Washington: FICCI president Pankaj Patel slammed the Reserve Bank of India over its reluctance to cut interest rate, saying its policies were "not industry- friendly" and posed a hurdle in the country's economic growth.
In its latest monetary policy review on October 4, the RBI had kept the policy rate unchanged at 6 percent even as it cut the growth forecast to 6.7 percent for the current fiscal.
Patel said such a move was "anti-growth".
"RBI is not behaving properly. It (RBI policy) is anti- growth," Patel told a group of Indian reporters here.
Indian industry, Patel said, wishes that there be a drop in interest rates, on which, he said, the RBI has adopted a rigid approach.
"We want a drop in interest rate. This (interest rate) is a huge problem now for us. Real interest rate in India today is touching six percent," he said, arguing that there should be balance between growth, inflation, and interest rates.
"Inflation is necessary irrespective of growth. There has been no growth without inflation," a visibly upset Patel said, adding that his views were known to the RBI and the government.
Patel is leading a delegation of Indian industrialists to attend events on the sidelines of the annual meeting of the International Monetary Fund and the World Bank.
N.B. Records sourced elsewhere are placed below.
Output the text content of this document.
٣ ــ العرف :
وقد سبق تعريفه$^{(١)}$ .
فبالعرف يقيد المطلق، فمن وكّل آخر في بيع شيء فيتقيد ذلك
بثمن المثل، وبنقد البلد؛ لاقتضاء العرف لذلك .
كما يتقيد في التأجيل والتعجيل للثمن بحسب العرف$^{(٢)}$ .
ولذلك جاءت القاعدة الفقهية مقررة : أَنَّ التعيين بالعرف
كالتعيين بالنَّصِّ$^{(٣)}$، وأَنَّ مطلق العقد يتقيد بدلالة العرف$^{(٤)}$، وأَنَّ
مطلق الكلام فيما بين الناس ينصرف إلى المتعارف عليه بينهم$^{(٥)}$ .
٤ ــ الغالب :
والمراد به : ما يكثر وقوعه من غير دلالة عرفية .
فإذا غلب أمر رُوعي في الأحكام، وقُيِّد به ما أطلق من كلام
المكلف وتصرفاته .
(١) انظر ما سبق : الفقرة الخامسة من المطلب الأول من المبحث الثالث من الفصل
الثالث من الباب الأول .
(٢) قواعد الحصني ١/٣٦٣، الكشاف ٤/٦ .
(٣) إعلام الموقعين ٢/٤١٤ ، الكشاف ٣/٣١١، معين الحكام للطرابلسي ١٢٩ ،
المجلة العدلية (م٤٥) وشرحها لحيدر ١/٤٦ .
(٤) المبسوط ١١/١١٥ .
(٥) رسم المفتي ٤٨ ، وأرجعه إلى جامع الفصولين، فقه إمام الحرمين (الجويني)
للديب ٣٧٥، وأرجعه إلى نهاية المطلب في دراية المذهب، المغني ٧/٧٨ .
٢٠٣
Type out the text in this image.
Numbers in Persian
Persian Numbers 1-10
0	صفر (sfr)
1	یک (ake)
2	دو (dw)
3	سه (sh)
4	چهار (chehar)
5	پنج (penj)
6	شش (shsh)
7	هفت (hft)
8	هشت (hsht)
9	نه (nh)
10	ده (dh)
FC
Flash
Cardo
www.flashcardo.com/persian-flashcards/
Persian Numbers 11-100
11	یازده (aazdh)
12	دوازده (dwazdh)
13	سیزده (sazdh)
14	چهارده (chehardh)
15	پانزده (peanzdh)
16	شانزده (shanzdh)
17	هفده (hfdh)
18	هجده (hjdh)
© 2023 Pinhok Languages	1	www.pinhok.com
"A tighter monetary policy is hurting India's economic growth," Rashesh C Shah, senior vice-president of Federation of Indian Chambers of Commerce and Industry (FICCI) said, as he chipped in to express the prevailing sentiment against the RBI among the countrys corporate sector.
"On the other hand, the government has adopted a business-friendly policy," said Shah.
FICCI secretary general, Sanjaya Baru, said it is a myth that there is no new jobs creation.
"Because we do not have produce annual employment data, so everyone is talking in thin air. The bulk of the work force has been created in sectors that have created this six percent growth," Baru said, adding that a lot of these jobs are in informal sectors.
"To accelerate growth, moving forward, it is clear that the government doesn't have the capacity. The private sector has to do it. Therefore, you need to ensure that there is conducive policy environment," he said.
"Message for the government is -- let's go forward," he added.
Another member of the delegation, former president of FICCI, Rajan Bharati Mittal, said technology is destined to play an important part in India's growth.
"Once they get into mass production, countries like India should be worried about the impact of automation on jobs and employment," said Mittal.